1 “Cuando en 1896 Chéjov concluyó Tío Vania, estaba todavía en el ambiente de La gaviota y probablemente si no se hubiera referido a la comedia que había ya preparado con el título El espíritu de los bosques, cuyos dos actos centrales ofrecía en la nueva obra, el conflicto dramático hubiera quedado más esfumado aún. En cuanto a la denominación, había llamado “escenas de vida provinciana” a la obra.

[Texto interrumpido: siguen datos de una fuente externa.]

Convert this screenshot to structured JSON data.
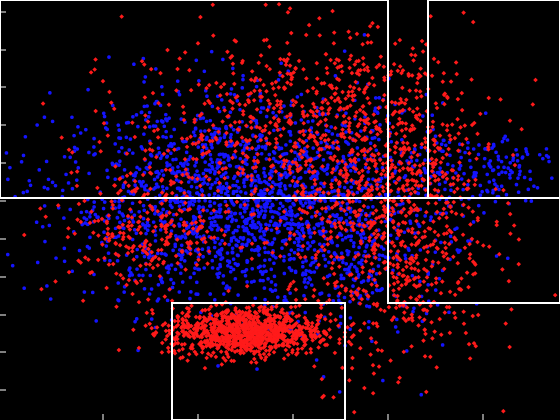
{
  "chart_data": {
    "type": "scatter",
    "title": "",
    "xlabel": "",
    "ylabel": "",
    "xlim": [
      0,
      560
    ],
    "ylim": [
      0,
      420
    ],
    "grid": false,
    "legend": "none",
    "background": "#000000",
    "series": [
      {
        "name": "red",
        "color": "#ff1a1a",
        "marker": "diamond",
        "clusters": [
          {
            "cx": 300,
            "cy": 300,
            "sx": 85,
            "sy": 45,
            "n": 650
          },
          {
            "cx": 245,
            "cy": 88,
            "sx": 38,
            "sy": 12,
            "n": 1000
          },
          {
            "cx": 390,
            "cy": 200,
            "sx": 50,
            "sy": 75,
            "n": 850
          },
          {
            "cx": 150,
            "cy": 190,
            "sx": 45,
            "sy": 30,
            "n": 280
          }
        ]
      },
      {
        "name": "blue",
        "color": "#1414ff",
        "marker": "circle",
        "clusters": [
          {
            "cx": 250,
            "cy": 220,
            "sx": 95,
            "sy": 50,
            "n": 1900
          },
          {
            "cx": 480,
            "cy": 255,
            "sx": 40,
            "sy": 18,
            "n": 140
          },
          {
            "cx": 355,
            "cy": 165,
            "sx": 45,
            "sy": 50,
            "n": 220
          }
        ]
      }
    ],
    "regions": [
      {
        "name": "region-a",
        "x": [
          0,
          388
        ],
        "y": [
          222,
          420
        ]
      },
      {
        "name": "region-b",
        "x": [
          388,
          560
        ],
        "y": [
          117,
          222
        ]
      },
      {
        "name": "region-c",
        "x": [
          428,
          560
        ],
        "y": [
          222,
          420
        ]
      },
      {
        "name": "region-d",
        "x": [
          172,
          345
        ],
        "y": [
          0,
          117
        ]
      }
    ],
    "left_ticks": [
      30,
      68,
      105,
      143,
      181,
      219,
      257,
      295,
      333,
      370,
      408
    ],
    "bottom_ticks": [
      103,
      198,
      293,
      388,
      483
    ]
  }
}
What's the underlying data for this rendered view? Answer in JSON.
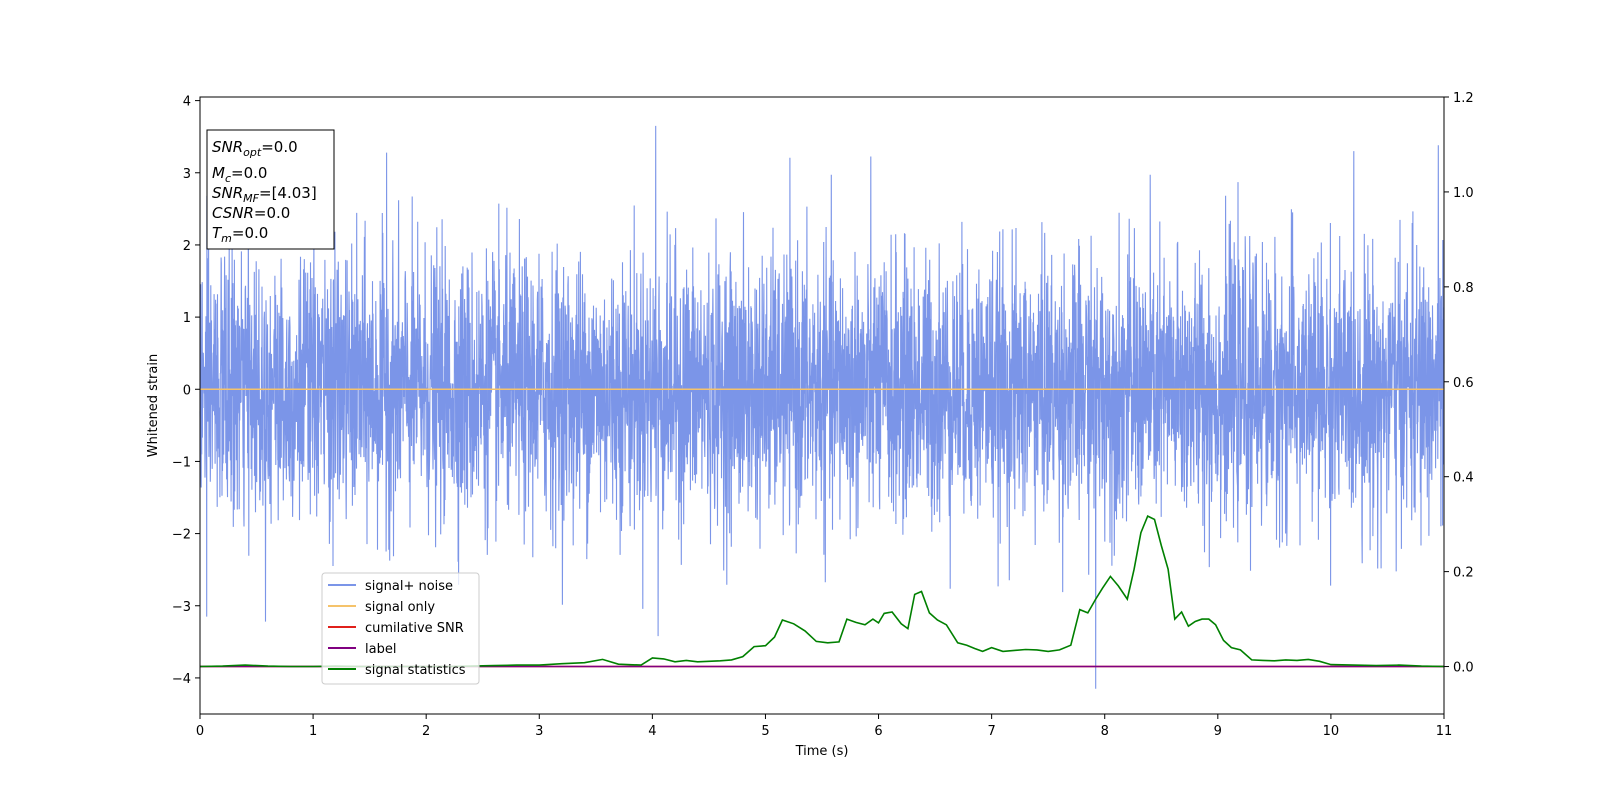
{
  "chart_data": {
    "type": "line",
    "xlabel": "Time (s)",
    "ylabel": "Whitened strain",
    "xlim": [
      0,
      11
    ],
    "ylim": [
      -4.5,
      4.05
    ],
    "y2lim": [
      -0.1,
      1.2
    ],
    "x_ticks": [
      "0",
      "1",
      "2",
      "3",
      "4",
      "5",
      "6",
      "7",
      "8",
      "9",
      "10",
      "11"
    ],
    "y_ticks": [
      "4",
      "3",
      "2",
      "1",
      "0",
      "−1",
      "−2",
      "−3",
      "−4"
    ],
    "y2_ticks": [
      "1.2",
      "1.0",
      "0.8",
      "0.6",
      "0.4",
      "0.2",
      "0.0"
    ],
    "grid": false,
    "legend_position": "lower-left",
    "info_box": {
      "lines": [
        {
          "main": "SNR",
          "sub": "opt",
          "value": "=0.0"
        },
        {
          "main": "M",
          "sub": "c",
          "value": "=0.0"
        },
        {
          "main": "SNR",
          "sub": "MF",
          "value": "=[4.03]"
        },
        {
          "main": "CSNR",
          "sub": "",
          "value": "=0.0"
        },
        {
          "main": "T",
          "sub": "m",
          "value": "=0.0"
        }
      ]
    },
    "series": [
      {
        "name": "signal+ noise",
        "color": "#7b95e8",
        "axis": "left",
        "description_values": {
          "approx_range": [
            -4.15,
            3.65
          ],
          "mean": 0.0
        },
        "notable_peaks": [
          {
            "x": 4.03,
            "y": 3.65
          },
          {
            "x": 10.95,
            "y": 3.38
          },
          {
            "x": 1.65,
            "y": 3.28
          },
          {
            "x": 7.92,
            "y": -4.15
          },
          {
            "x": 4.05,
            "y": -3.42
          },
          {
            "x": 0.06,
            "y": -3.15
          },
          {
            "x": 0.58,
            "y": -3.22
          }
        ]
      },
      {
        "name": "signal only",
        "color": "#f5c36b",
        "axis": "left",
        "x": [
          0,
          11
        ],
        "y": [
          0.0,
          0.0
        ]
      },
      {
        "name": "cumilative SNR",
        "color": "#e0201b",
        "axis": "right",
        "x": [
          0,
          11
        ],
        "y": [
          0.0,
          0.0
        ]
      },
      {
        "name": "label",
        "color": "#800080",
        "axis": "right",
        "x": [
          0,
          11
        ],
        "y": [
          0.0,
          0.0
        ]
      },
      {
        "name": "signal statistics",
        "color": "#008000",
        "axis": "right",
        "x": [
          0,
          0.2,
          0.4,
          0.6,
          0.8,
          1.0,
          1.2,
          1.4,
          1.6,
          1.8,
          2.0,
          2.2,
          2.4,
          2.6,
          2.8,
          3.0,
          3.2,
          3.4,
          3.56,
          3.7,
          3.9,
          4.0,
          4.1,
          4.2,
          4.3,
          4.4,
          4.5,
          4.6,
          4.7,
          4.8,
          4.9,
          5.0,
          5.08,
          5.15,
          5.25,
          5.35,
          5.45,
          5.55,
          5.65,
          5.72,
          5.8,
          5.88,
          5.95,
          6.0,
          6.05,
          6.12,
          6.2,
          6.26,
          6.32,
          6.38,
          6.45,
          6.52,
          6.6,
          6.7,
          6.78,
          6.85,
          6.92,
          7.0,
          7.1,
          7.2,
          7.3,
          7.4,
          7.5,
          7.6,
          7.7,
          7.78,
          7.85,
          7.92,
          7.98,
          8.05,
          8.12,
          8.2,
          8.26,
          8.32,
          8.38,
          8.44,
          8.5,
          8.56,
          8.62,
          8.68,
          8.74,
          8.8,
          8.86,
          8.92,
          8.98,
          9.05,
          9.12,
          9.2,
          9.3,
          9.4,
          9.5,
          9.6,
          9.7,
          9.8,
          9.9,
          10.0,
          10.2,
          10.4,
          10.6,
          10.8,
          11.0
        ],
        "y": [
          0.0,
          0.001,
          0.003,
          0.001,
          0.0,
          0.0,
          0.001,
          0.0,
          0.0,
          0.0,
          0.0,
          0.0,
          0.001,
          0.002,
          0.003,
          0.003,
          0.006,
          0.008,
          0.015,
          0.005,
          0.003,
          0.018,
          0.016,
          0.01,
          0.013,
          0.01,
          0.011,
          0.012,
          0.014,
          0.021,
          0.042,
          0.044,
          0.062,
          0.098,
          0.09,
          0.075,
          0.053,
          0.05,
          0.052,
          0.1,
          0.093,
          0.088,
          0.1,
          0.092,
          0.112,
          0.115,
          0.09,
          0.08,
          0.152,
          0.158,
          0.113,
          0.098,
          0.088,
          0.05,
          0.045,
          0.038,
          0.032,
          0.04,
          0.032,
          0.034,
          0.036,
          0.035,
          0.032,
          0.035,
          0.045,
          0.12,
          0.113,
          0.142,
          0.165,
          0.19,
          0.17,
          0.142,
          0.205,
          0.282,
          0.317,
          0.31,
          0.255,
          0.205,
          0.1,
          0.115,
          0.085,
          0.095,
          0.1,
          0.1,
          0.088,
          0.055,
          0.04,
          0.035,
          0.014,
          0.013,
          0.012,
          0.014,
          0.013,
          0.015,
          0.011,
          0.004,
          0.003,
          0.002,
          0.003,
          0.001,
          0.0
        ]
      }
    ]
  }
}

Pero había denominado comedia a El espíritu de los bosques, de la que derivaba Tío Vania;(…)” (Lo Gatto, 421) La obra fue representada en el “Teatro de arte” el 26 de octubre de 1899 y tuvo un éxito aún mayor que La Gaviota. (422) Por Olga Knipper, esposa del autor y el propio Stanislavski.
2 “Chéjov mismo narró qué había sido su
infancia, su adolescencia y su primera juventud, en una página de 1889 que no
llamó autobiográfica pero que lo era, donde sugería a su amigo escritor Suvórin
un tema para un cuento: ‘Escribid el cuento de cómo un joven, hijo de un siervo
de la gleba, cantor de un coro en una iglesia, estudiante de gimnasia y
universitario, enseñado a respetar los grados, a besar la mano a los sacerdotes,
a someterse al pensamiento ajeno, a dar las gracias por cada trozo de pan,
muchas veces azotado, obligado a ir a la escuela sin chanclos, después de
tantos sufrimientos, elimina, gota por gota, al esclavo que hay en él mismo, y
un buen día siente que por sus venas ya no corre sangre de esclavo, sino sangre
verdadera, sangre humana’” (Lo Gatto, 406) Este espíritu que se rebela al
status quo es el que invade el corazón de Vania.